Trends

Manufacturing Amid Changing Times: Labor and Activity Data is the Key to Productivity Measurement

Tracking manufacturing data analytics

Collecting and analyzing the right data can be crucial to manufacturing firms when production and profitability have been impacted by changes and uncertainty.

Today's work environment is as unpredictable as ever, especially in the manufacturing world. There are many factors to deal with including safety precautions, staffing uncertainty, capacity limitations and supply chain disruptions.

Thus, manufacturing data analysis becomes even more important as you try to identify new production goals, estimate work orders and measure productivity in your new environment.

The importance of data

As you adjust your manufacturing process, staffing and other areas, you need a way to measure whether your assumptions were accurate, and the changes were appropriate. That way, you can identify areas that can be improved through further retooling, retraining and redesigning. Without data, it's difficult for management to decide where to focus their time and efforts.

In particular, focus on time data and performance data. With time data, you not only want to look at hours worked and labor costs, but you want to be looking at employee and machine time spent on direct work, indirect work and being idle. With performance data, you want to be measuring output, the scrap rate, the impact on labor standards, piece rate bonuses and the total cost of production. Now may be the perfect time to use this data to recalibrate benchmarks and labor standards.

With this information, you can start seeing how your changes are impacting your overall costs, profitability and timelines. That way you can set production targets, delivery timelines, employee expectations and customer commitments appropriately. You can also compare with your past performance to truly understand the financial and productivity impact of this new environment.

The new environment: Many changes all at once

It's daunting for manufacturers to track all the changes they have had to make in the COVID-19 environment.

Examples of common changes include:

  • Restricting the number of workers or modifying workplace traffic patterns in order to maintain social distancing.
  • Spacing workers farther apart and redesigning shop floors and assembly lines accordingly.
  • Reducing production targets to account for capacity, labor and supply chain changes.
  • Modifying shift schedules as a potential solution to capacity and safety constraints.
  • Using contractors or cross-training workers to fill gaps in labor coverage.

Regardless of how many changes like this have been made, every one of these changes could have had a major impact on production, downtime, capacity and work order estimates. So how could you identify the impact of any given change so that you could potentially address issues and make improvements?

Employee task level data is key

Tracking employee level data throughout the day is the key to finding and fixing possible inefficiencies in your manufacturing process from new adjustments. But capturing all this data manually is difficult and often impossible. Trying to do so manually would likely be very error prone. Employees would need to take time off the line to record this information or try to remember or estimate the time and write it down after the fact.

This is where technology comes in handy, so you can track this employee data faster, automatically and more accurately. Barcode scanning of activity codes — even for activities such as idle time, hand washing and transit — makes it easier for people to switch tasks while the data is immediately input into their timecards to record stop/start times and durations. Workers can also enter quantities, scrap, yield and other useful production information without leaving their workstations. This not only helps employees track their time, but it helps you gather the detailed data needed to perform your analyses.

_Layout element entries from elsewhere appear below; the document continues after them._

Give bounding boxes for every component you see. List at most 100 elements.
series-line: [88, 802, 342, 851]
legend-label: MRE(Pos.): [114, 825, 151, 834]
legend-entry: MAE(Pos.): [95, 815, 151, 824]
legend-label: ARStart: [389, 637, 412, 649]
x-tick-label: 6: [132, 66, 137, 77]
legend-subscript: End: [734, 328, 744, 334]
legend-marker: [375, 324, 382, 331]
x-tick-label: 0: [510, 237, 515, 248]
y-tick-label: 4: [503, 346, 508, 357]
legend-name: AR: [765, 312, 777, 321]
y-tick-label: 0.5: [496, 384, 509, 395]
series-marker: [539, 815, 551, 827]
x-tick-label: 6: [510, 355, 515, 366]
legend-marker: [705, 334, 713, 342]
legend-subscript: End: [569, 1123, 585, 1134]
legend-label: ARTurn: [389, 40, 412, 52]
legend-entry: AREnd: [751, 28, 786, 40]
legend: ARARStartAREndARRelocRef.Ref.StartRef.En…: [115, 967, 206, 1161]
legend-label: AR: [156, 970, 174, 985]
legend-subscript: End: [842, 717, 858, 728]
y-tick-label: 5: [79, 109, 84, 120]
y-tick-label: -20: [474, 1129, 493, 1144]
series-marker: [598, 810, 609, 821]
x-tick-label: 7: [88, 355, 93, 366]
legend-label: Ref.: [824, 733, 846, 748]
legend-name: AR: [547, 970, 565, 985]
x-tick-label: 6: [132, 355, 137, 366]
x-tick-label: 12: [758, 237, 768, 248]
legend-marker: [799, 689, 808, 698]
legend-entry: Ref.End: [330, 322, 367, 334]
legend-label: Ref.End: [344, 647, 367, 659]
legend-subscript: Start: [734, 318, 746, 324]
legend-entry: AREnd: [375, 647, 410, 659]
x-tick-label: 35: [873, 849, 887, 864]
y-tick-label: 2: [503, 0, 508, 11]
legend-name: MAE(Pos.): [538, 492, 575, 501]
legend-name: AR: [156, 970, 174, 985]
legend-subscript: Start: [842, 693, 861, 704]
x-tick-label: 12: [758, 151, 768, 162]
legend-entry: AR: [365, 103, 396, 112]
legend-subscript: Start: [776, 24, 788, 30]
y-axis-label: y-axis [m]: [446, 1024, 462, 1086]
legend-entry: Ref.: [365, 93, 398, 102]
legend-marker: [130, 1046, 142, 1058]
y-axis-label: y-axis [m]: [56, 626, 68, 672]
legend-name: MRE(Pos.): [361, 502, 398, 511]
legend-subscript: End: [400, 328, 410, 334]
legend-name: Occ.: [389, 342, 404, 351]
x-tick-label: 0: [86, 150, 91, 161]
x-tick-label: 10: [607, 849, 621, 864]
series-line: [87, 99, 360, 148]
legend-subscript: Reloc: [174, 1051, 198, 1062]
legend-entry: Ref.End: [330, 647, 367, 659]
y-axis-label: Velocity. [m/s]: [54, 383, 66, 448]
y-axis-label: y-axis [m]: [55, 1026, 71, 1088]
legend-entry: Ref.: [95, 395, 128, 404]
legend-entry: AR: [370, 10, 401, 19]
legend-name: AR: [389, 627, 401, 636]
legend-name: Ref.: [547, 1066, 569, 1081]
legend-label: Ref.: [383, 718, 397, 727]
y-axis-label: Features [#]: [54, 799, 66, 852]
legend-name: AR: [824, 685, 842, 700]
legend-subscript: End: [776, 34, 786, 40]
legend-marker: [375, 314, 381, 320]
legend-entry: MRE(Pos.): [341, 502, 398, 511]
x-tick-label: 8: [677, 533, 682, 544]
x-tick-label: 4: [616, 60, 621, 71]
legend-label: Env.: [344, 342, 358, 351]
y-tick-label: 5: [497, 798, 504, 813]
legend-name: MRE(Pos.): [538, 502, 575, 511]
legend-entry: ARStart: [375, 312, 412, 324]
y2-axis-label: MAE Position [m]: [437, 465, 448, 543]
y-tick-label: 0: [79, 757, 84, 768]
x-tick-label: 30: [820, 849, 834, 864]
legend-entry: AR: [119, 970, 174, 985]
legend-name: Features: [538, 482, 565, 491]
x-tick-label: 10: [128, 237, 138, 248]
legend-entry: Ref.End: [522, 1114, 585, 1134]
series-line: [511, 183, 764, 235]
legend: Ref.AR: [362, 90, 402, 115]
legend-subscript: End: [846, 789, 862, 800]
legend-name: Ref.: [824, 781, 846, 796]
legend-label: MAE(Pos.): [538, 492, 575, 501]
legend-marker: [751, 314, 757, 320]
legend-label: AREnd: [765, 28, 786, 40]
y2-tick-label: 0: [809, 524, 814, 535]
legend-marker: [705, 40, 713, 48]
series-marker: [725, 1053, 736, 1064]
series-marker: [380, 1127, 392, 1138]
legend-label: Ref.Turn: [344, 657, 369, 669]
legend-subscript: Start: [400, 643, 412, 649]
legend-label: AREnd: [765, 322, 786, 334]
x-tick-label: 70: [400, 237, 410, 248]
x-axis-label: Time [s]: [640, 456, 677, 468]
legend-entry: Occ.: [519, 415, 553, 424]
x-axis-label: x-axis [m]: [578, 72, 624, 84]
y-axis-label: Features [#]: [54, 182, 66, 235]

For analysis purposes, the timekeeping system can upload employee activity and work-level information into your MRP and ERP systems. Using this type of technology can help you keep up with all this crucial employee level data, even as the number of workplace changes add up.

Data can be used for workplace productivity improvements, and also help you with job costing, work order status reporting, quality control and determining profitability of different project types. It could even help you determine the cost of supply chain disruptions.

Inform your strategy

Every business is a little different when it comes to their situation in the post-COVID-19 world. Regardless of your strategy, plans and expectations have been reset, often based on many assumptions. You may have predicted some things correctly but may need to improve in other areas.

As you begin to work again in the new environment, maximizing manufacturing productivity and optimizing your operations may feel like starting over. History and pre-existing standards and results may not be very helpful as you move forward.

Success starts with capturing the right data in this new environment. Gather as much as you can, ideally in real time, and make it regularly available for analysis. By doing so, you can continually improve and make more informed decisions as you try to predict what productivity and good performance should look like while your ramp-up and return-to-work strategy evolves.